Nota de falecimento
* Por
Urda Alice Klueger
(Para
Cusco Preto Schörner)
Faz pouco mais de duas
horas que ele se foi, enquanto eu e meu cachorro Atahualpa, atônitos, víamos a
veterinária auscultar-lhe o coração pela última vez, desligar o oxigênio, tirar
a cerquinha que o protegia. Observei que o soro já não gotejava mais, não sei
se por conta de coisas da natureza ou se a moça o desligara – sei que o Cusco
tinha partido assim ali na nossa frente, devagarinho, serenamente, sem nenhum
alarde, e agora estou aqui chorando, ainda sem poder acreditar.
Uma pessoa que não sei
quem é disse que “cada cachorro que parte leva um pedaço do meu coração”, e é
bem assim que me sinto, como se me faltasse um pedaço, pois Cusco era alguém
tão próximo, estava tão misturado com as nossas vidas que era como se fosse
nosso também e, dolorida, fiquei vendo o que Atahualpa fez quando chegamos em
casa: foi lá na casa do Cusco, e farejou cada pedacinho do pequeno pátio, e da
garagem, e da porta, pois eu acho que ele entendeu perfeitamente que o amigo do
peito partiu.
Imagino que Cusco
nasceu lá pelo final de março de 2009 – sei que veio para a sua família a
primeiro de maio daquele ano, e era um filhotão de pernas compridas quando o
conhecemos, no mês de julho, sendo carregado no colo por aquela menina bonita
que era a Monique. Como todo filhote, era bastante arrojado e queria saber tudo
do mundo, e num instante descobriu que éramos seus amigos, e passou a entrar
por dentre as grades da nossa varanda a qualquer momento para dar uma espiada
se havia algum petisco sobrando no prato de Atahualpa, e pular, e fazer
carinho, e abanar o rabo, um feixe de felicidade e energia que conquistava
qualquer um que tivesse coração.
Fomos vizinhos exatos
63 meses, e era um cachorro cheio de amor e de grande docilidade. Quando
acontecia de ficar sozinho uma horinha, de vez em quando, chorava tanto que era
de cortar o coração, mas um pouquinho de amor que fosse já o consolava. E eu ia
até sua porta e o chamava:
- Cusco! Não fica
triste! A mamãe já volta! – e eu podia ouvi-lo cheirando por sob a porta, como
quem diz:
- Ok, vou esperar.
Confio em ti! – e nos entendíamos tão bem que agora fica difícil pensar em como
vai ser a vida sem a existência dele.
Faz dois dias que, ao
sair pelos fundos da sua garagem para fazer xixi na beirada da floresta que há
aqui, cachorros estranhos o pegaram e o deixaram em petição de miséria, de tal
forma que não resistiu aos ferimentos.
A gente, no entanto,
sempre espera pelo melhor, e foi com a sensação de que ele iria nos receber
abanando o rabo que fui, com Atahualpa, fazer-lhe a visitinha de há pouco.
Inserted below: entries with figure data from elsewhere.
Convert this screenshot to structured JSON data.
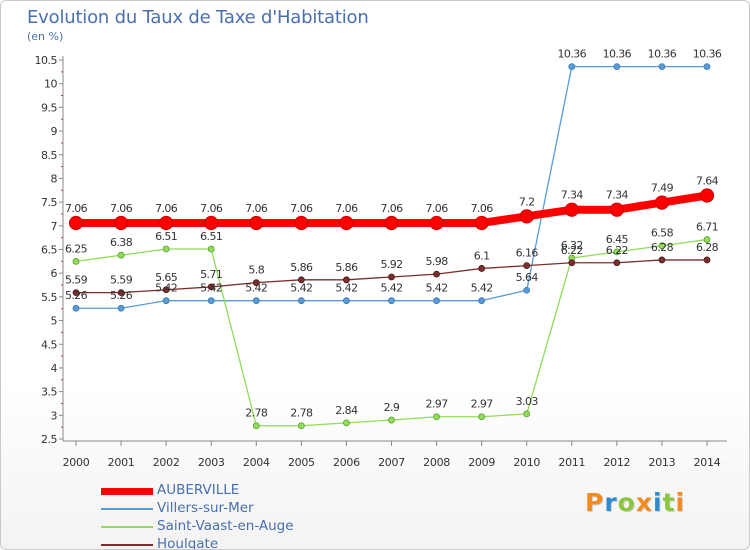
{
  "page": {
    "title": "Evolution du Taux de Taxe d'Habitation",
    "subtitle": "(en %)"
  },
  "chart_data": {
    "type": "line",
    "title": "Evolution du Taux de Taxe d'Habitation",
    "subtitle": "(en %)",
    "xlabel": "",
    "ylabel": "",
    "ylim": [
      2.5,
      10.5
    ],
    "grid": false,
    "legend_position": "bottom-left",
    "x": [
      "2000",
      "2001",
      "2002",
      "2003",
      "2004",
      "2005",
      "2006",
      "2007",
      "2008",
      "2009",
      "2010",
      "2011",
      "2012",
      "2013",
      "2014"
    ],
    "yticks": [
      "2.5",
      "3",
      "3.5",
      "4",
      "4.5",
      "5",
      "5.5",
      "6",
      "6.5",
      "7",
      "7.5",
      "8",
      "8.5",
      "9",
      "9.5",
      "10",
      "10.5"
    ],
    "series": [
      {
        "name": "AUBERVILLE",
        "color": "#ff0000",
        "values": [
          7.06,
          7.06,
          7.06,
          7.06,
          7.06,
          7.06,
          7.06,
          7.06,
          7.06,
          7.06,
          7.2,
          7.34,
          7.34,
          7.49,
          7.64
        ],
        "labels": [
          "7.06",
          "7.06",
          "7.06",
          "7.06",
          "7.06",
          "7.06",
          "7.06",
          "7.06",
          "7.06",
          "7.06",
          "7.2",
          "7.34",
          "7.34",
          "7.49",
          "7.64"
        ]
      },
      {
        "name": "Villers-sur-Mer",
        "color": "#5b9bd5",
        "values": [
          5.26,
          5.26,
          5.42,
          5.42,
          5.42,
          5.42,
          5.42,
          5.42,
          5.42,
          5.42,
          5.64,
          10.36,
          10.36,
          10.36,
          10.36
        ],
        "labels": [
          "5.26",
          "5.26",
          "5.42",
          "5.42",
          "5.42",
          "5.42",
          "5.42",
          "5.42",
          "5.42",
          "5.42",
          "5.64",
          "10.36",
          "10.36",
          "10.36",
          "10.36"
        ]
      },
      {
        "name": "Saint-Vaast-en-Auge",
        "color": "#90dd5a",
        "values": [
          6.25,
          6.38,
          6.51,
          6.51,
          2.78,
          2.78,
          2.84,
          2.9,
          2.97,
          2.97,
          3.03,
          6.32,
          6.45,
          6.58,
          6.71
        ],
        "labels": [
          "6.25",
          "6.38",
          "6.51",
          "6.51",
          "2.78",
          "2.78",
          "2.84",
          "2.9",
          "2.97",
          "2.97",
          "3.03",
          "6.32",
          "6.45",
          "6.58",
          "6.71"
        ]
      },
      {
        "name": "Houlgate",
        "color": "#7a2e2e",
        "values": [
          5.59,
          5.59,
          5.65,
          5.71,
          5.8,
          5.86,
          5.86,
          5.92,
          5.98,
          6.1,
          6.16,
          6.22,
          6.22,
          6.28,
          6.28
        ],
        "labels": [
          "5.59",
          "5.59",
          "5.65",
          "5.71",
          "5.8",
          "5.86",
          "5.86",
          "5.92",
          "5.98",
          "6.1",
          "6.16",
          "6.22",
          "6.22",
          "6.28",
          "6.28"
        ]
      }
    ]
  },
  "legend": {
    "items": [
      {
        "label": "AUBERVILLE",
        "color": "#ff0000"
      },
      {
        "label": "Villers-sur-Mer",
        "color": "#5b9bd5"
      },
      {
        "label": "Saint-Vaast-en-Auge",
        "color": "#90dd5a"
      },
      {
        "label": "Houlgate",
        "color": "#7a2e2e"
      }
    ]
  },
  "logo": {
    "letters": [
      "P",
      "r",
      "o",
      "x",
      "i",
      "t",
      "i"
    ],
    "colors": [
      "#f28c1e",
      "#2e8bd0",
      "#8cc63f",
      "#f28c1e",
      "#2e8bd0",
      "#8cc63f",
      "#f28c1e"
    ]
  }
}
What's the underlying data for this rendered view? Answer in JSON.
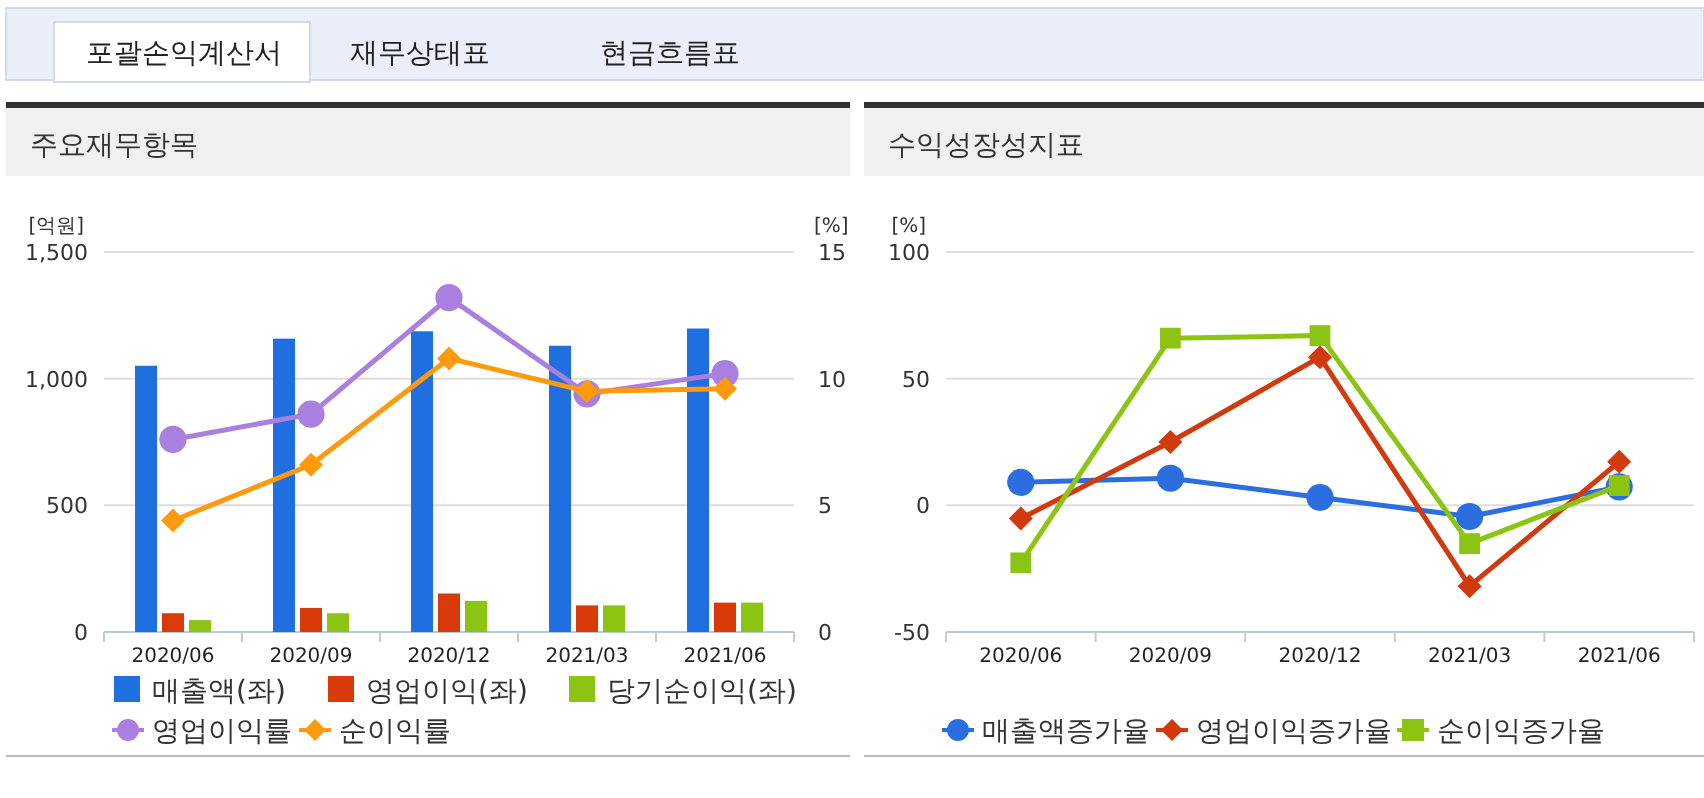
{
  "chart_data": [
    {
      "type": "bar",
      "title": "주요재무항목",
      "annotations": [
        "포괄손익계산서",
        "재무상태표",
        "현금흐름표"
      ],
      "ylabel": "[억원]",
      "y2label": "[%]",
      "categories": [
        "2020/06",
        "2020/09",
        "2020/12",
        "2021/03",
        "2021/06"
      ],
      "series": [
        {
          "name": "매출액(좌)",
          "color": "#1f6fe0",
          "values": [
            1051,
            1158,
            1187,
            1130,
            1198
          ]
        },
        {
          "name": "영업이익(좌)",
          "color": "#d93a0a",
          "values": [
            74,
            95,
            152,
            105,
            116
          ]
        },
        {
          "name": "당기순이익(좌)",
          "color": "#8cc414",
          "values": [
            47,
            74,
            123,
            105,
            116
          ]
        },
        {
          "name": "영업이익률",
          "type": "line",
          "axis": "y2",
          "marker": "circle",
          "color": "#a97fe0",
          "values": [
            7.6,
            8.6,
            13.2,
            9.4,
            10.2
          ]
        },
        {
          "name": "순이익률",
          "type": "line",
          "axis": "y2",
          "marker": "diamond",
          "color": "#ff9a0e",
          "values": [
            4.4,
            6.6,
            10.8,
            9.5,
            9.6
          ]
        }
      ],
      "ylim": [
        0,
        1500
      ],
      "yticks": [
        0,
        {
          "value": 500,
          "label": "500"
        },
        {
          "value": 1000,
          "label": "1,000"
        },
        {
          "value": 1500,
          "label": "1,500"
        }
      ],
      "y2lim": [
        0,
        15
      ],
      "y2ticks": [
        0,
        5,
        10,
        15
      ],
      "grid": "y",
      "legend": "bottom"
    },
    {
      "type": "line",
      "title": "수익성장성지표",
      "ylabel": "[%]",
      "categories": [
        "2020/06",
        "2020/09",
        "2020/12",
        "2021/03",
        "2021/06"
      ],
      "series": [
        {
          "name": "매출액증가율",
          "marker": "circle",
          "color": "#2a6ee0",
          "values": [
            9.1,
            10.7,
            3.1,
            -4.4,
            7.3
          ]
        },
        {
          "name": "영업이익증가율",
          "marker": "diamond",
          "color": "#d03a0c",
          "values": [
            -5.2,
            25,
            58.5,
            -31.9,
            17.2
          ]
        },
        {
          "name": "순이익증가율",
          "marker": "square",
          "color": "#8cc414",
          "values": [
            -22.7,
            66,
            67,
            -15.1,
            7.8
          ]
        }
      ],
      "ylim": [
        -50,
        100
      ],
      "yticks": [
        -50,
        0,
        50,
        100
      ],
      "grid": "y",
      "legend": "bottom"
    }
  ]
}
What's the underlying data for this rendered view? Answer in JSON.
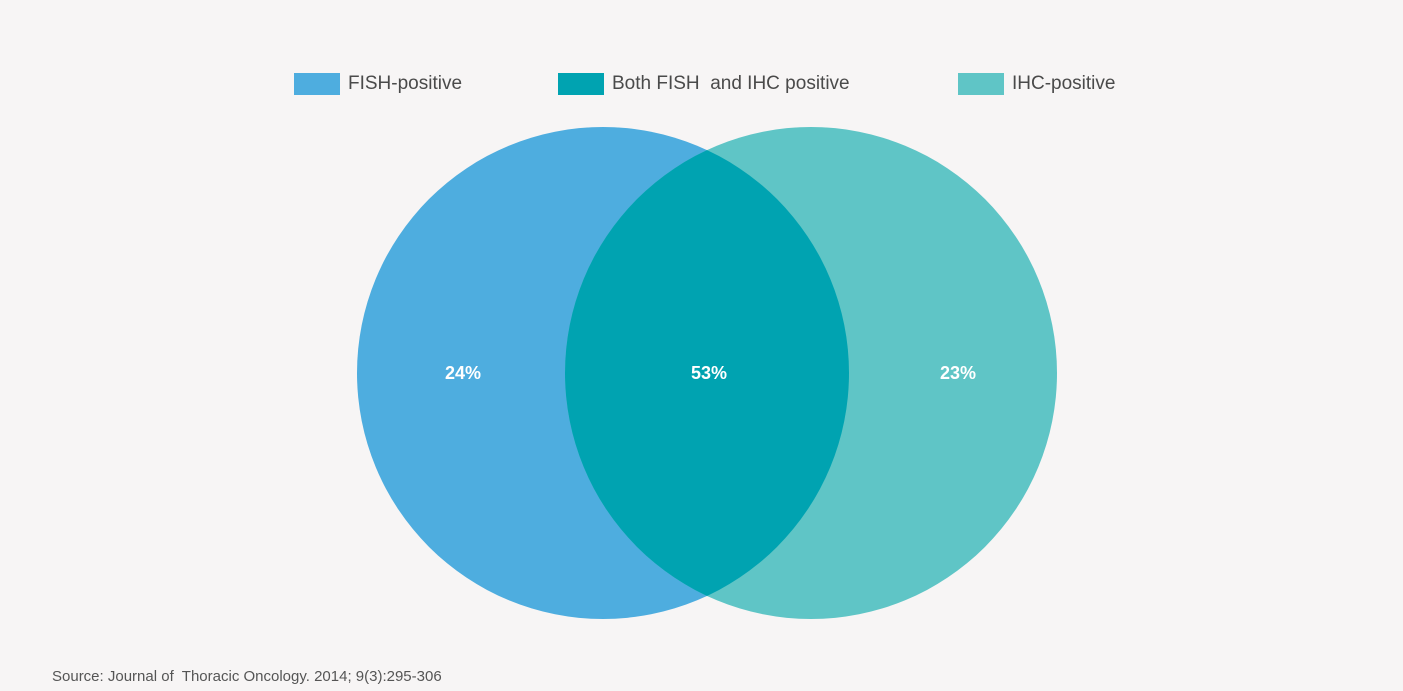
{
  "legend": {
    "items": [
      {
        "label": "FISH-positive",
        "color": "#4eaddf"
      },
      {
        "label": "Both FISH  and IHC positive",
        "color": "#00a3b1"
      },
      {
        "label": "IHC-positive",
        "color": "#5fc5c6"
      }
    ]
  },
  "venn": {
    "sets": [
      {
        "label": "FISH-positive",
        "color": "#4eaddf"
      },
      {
        "label": "IHC-positive",
        "color": "#5fc5c6"
      }
    ],
    "intersection_color": "#00a3b1",
    "regions": {
      "fish_only": "24%",
      "both": "53%",
      "ihc_only": "23%"
    }
  },
  "source": "Source: Journal of  Thoracic Oncology. 2014; 9(3):295-306"
}
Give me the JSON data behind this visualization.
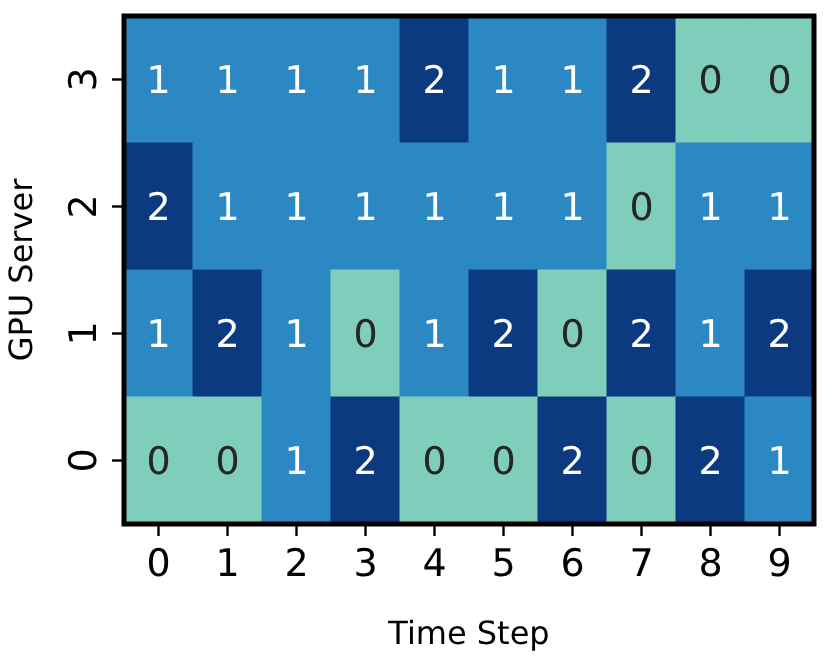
{
  "chart_data": {
    "type": "heatmap",
    "xlabel": "Time Step",
    "ylabel": "GPU Server",
    "categories": [
      "0",
      "1",
      "2",
      "3",
      "4",
      "5",
      "6",
      "7",
      "8",
      "9"
    ],
    "y_categories": [
      "3",
      "2",
      "1",
      "0"
    ],
    "cells": [
      [
        1,
        1,
        1,
        1,
        2,
        1,
        1,
        2,
        0,
        0
      ],
      [
        2,
        1,
        1,
        1,
        1,
        1,
        1,
        0,
        1,
        1
      ],
      [
        1,
        2,
        1,
        0,
        1,
        2,
        0,
        2,
        1,
        2
      ],
      [
        0,
        0,
        1,
        2,
        0,
        0,
        2,
        0,
        2,
        1
      ]
    ],
    "colors": [
      "#7fcdbb",
      "#2c88c2",
      "#0c3a80"
    ],
    "data_labels": true
  }
}
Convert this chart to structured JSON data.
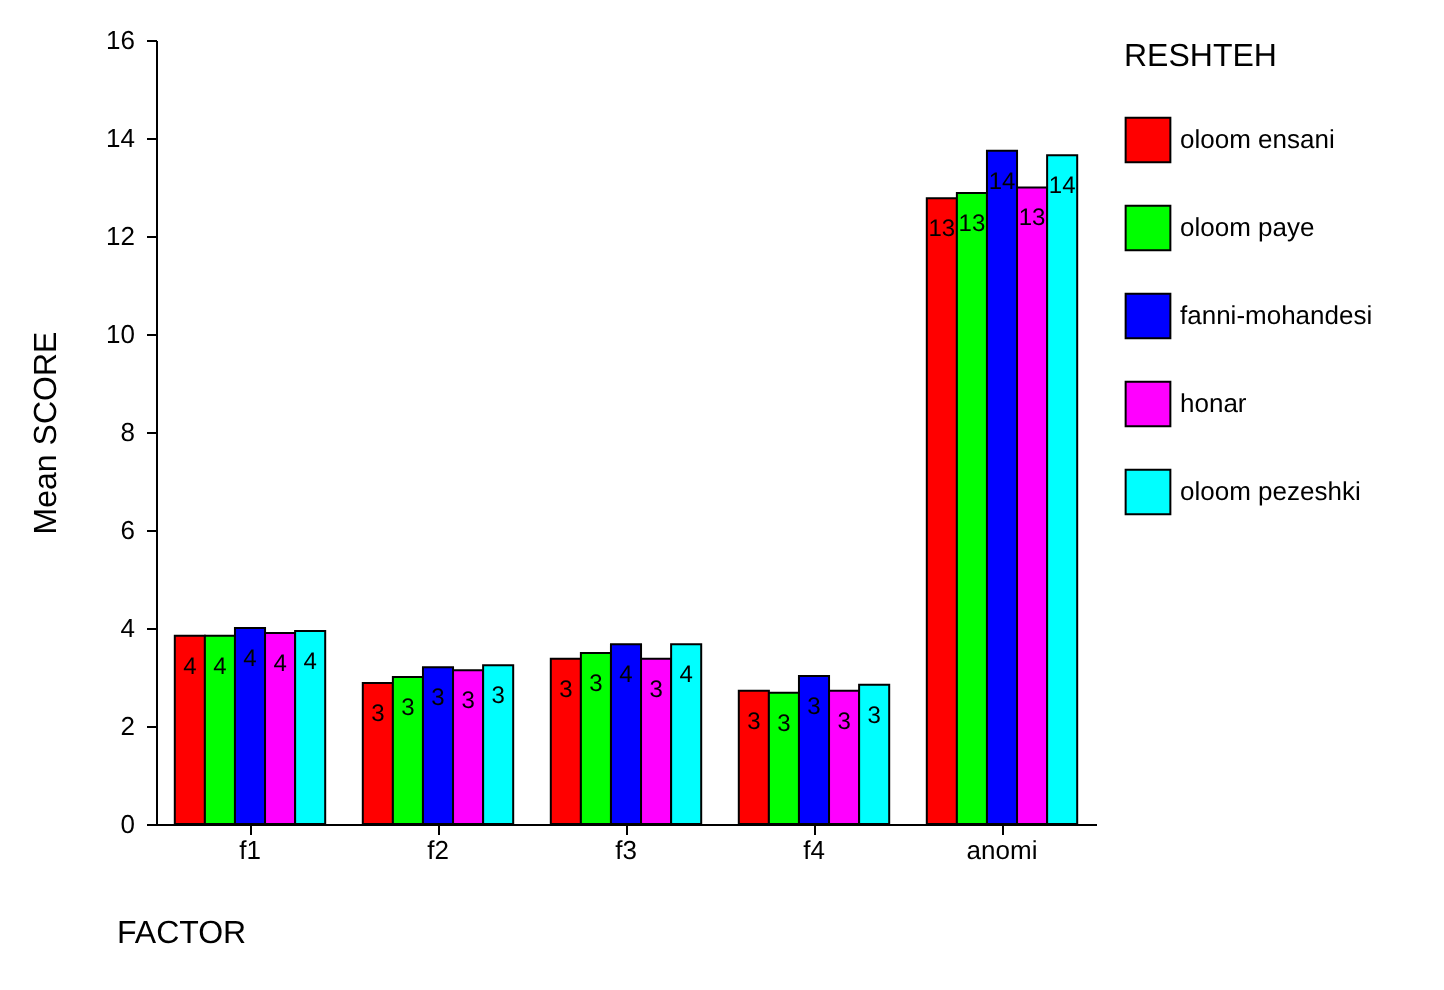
{
  "chart_data": {
    "type": "bar",
    "xlabel": "FACTOR",
    "ylabel": "Mean SCORE",
    "legend_title": "RESHTEH",
    "categories": [
      "f1",
      "f2",
      "f3",
      "f4",
      "anomi"
    ],
    "series": [
      {
        "name": "oloom ensani",
        "color": "#ff0000",
        "values": [
          3.84,
          2.88,
          3.37,
          2.72,
          12.77
        ],
        "value_labels": [
          "4",
          "3",
          "3",
          "3",
          "13"
        ]
      },
      {
        "name": "oloom paye",
        "color": "#00ff00",
        "values": [
          3.84,
          3.0,
          3.49,
          2.68,
          12.88
        ],
        "value_labels": [
          "4",
          "3",
          "3",
          "3",
          "13"
        ]
      },
      {
        "name": "fanni-mohandesi",
        "color": "#0000ff",
        "values": [
          4.0,
          3.2,
          3.67,
          3.02,
          13.74
        ],
        "value_labels": [
          "4",
          "3",
          "4",
          "3",
          "14"
        ]
      },
      {
        "name": "honar",
        "color": "#ff00ff",
        "values": [
          3.9,
          3.14,
          3.37,
          2.72,
          12.99
        ],
        "value_labels": [
          "4",
          "3",
          "3",
          "3",
          "13"
        ]
      },
      {
        "name": "oloom pezeshki",
        "color": "#00ffff",
        "values": [
          3.94,
          3.24,
          3.67,
          2.84,
          13.65
        ],
        "value_labels": [
          "4",
          "3",
          "4",
          "3",
          "14"
        ]
      }
    ],
    "ylim": [
      0,
      16
    ],
    "yticks": [
      0,
      2,
      4,
      6,
      8,
      10,
      12,
      14,
      16
    ],
    "grid": false,
    "legend": "right"
  }
}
Foi
muito traumático chegar ao hospitalzinho e ver o estado dele. Não nos viu, não
nos cheirou, já não abanaria mais o rabo. Esperamos ali, sem querer acreditar
que ele estava tão mal, e ali estávamos quando ele se foi.
Ainda não falei com sua
família, que deve estar pior do que eu estou, e nem sei o que dizer quando a
gente se encontrar. Talvez só lhes diga a parte que sei: que o Cusco não está
mais entre nós porque se foi para as Campinas Verdejantes, onde vai ter toda a
liberdade que quiser e ser feliz para sempre. Bem na horinha em que a
veterinário tirou-lhe o oxigênio eu percebi lá fora, mesmo sendo dia nublado,
como aparecia um arco-íris para guiá-lo até àquele lugar abençoado para onde
vão os bons cachorros.
Que tenhas feito boa
viagem, Cusco! Tiveste uma família que te amou muito, outras pessoas, como eu,
que só queriam a tua felicidade; eras amigo de gentes, gatos e cachorros; foste
personagem de dois livros e deixas
muita, muita saudade, tanta, que não sei o que fazer para parar de chorar.
Blumenau, 01 de novembro de 2014.
* Escritora de Blumenau/SC, historiadora e
doutoranda em Geografia pela UFPR, autora de mais três dezenas de livros, entre
os quais os romances “Verde Vale” (dez edições) e “No tempo das tangerinas” (12
edições).
E essa mania que tem, quem gostamos, de simplesmente morrer.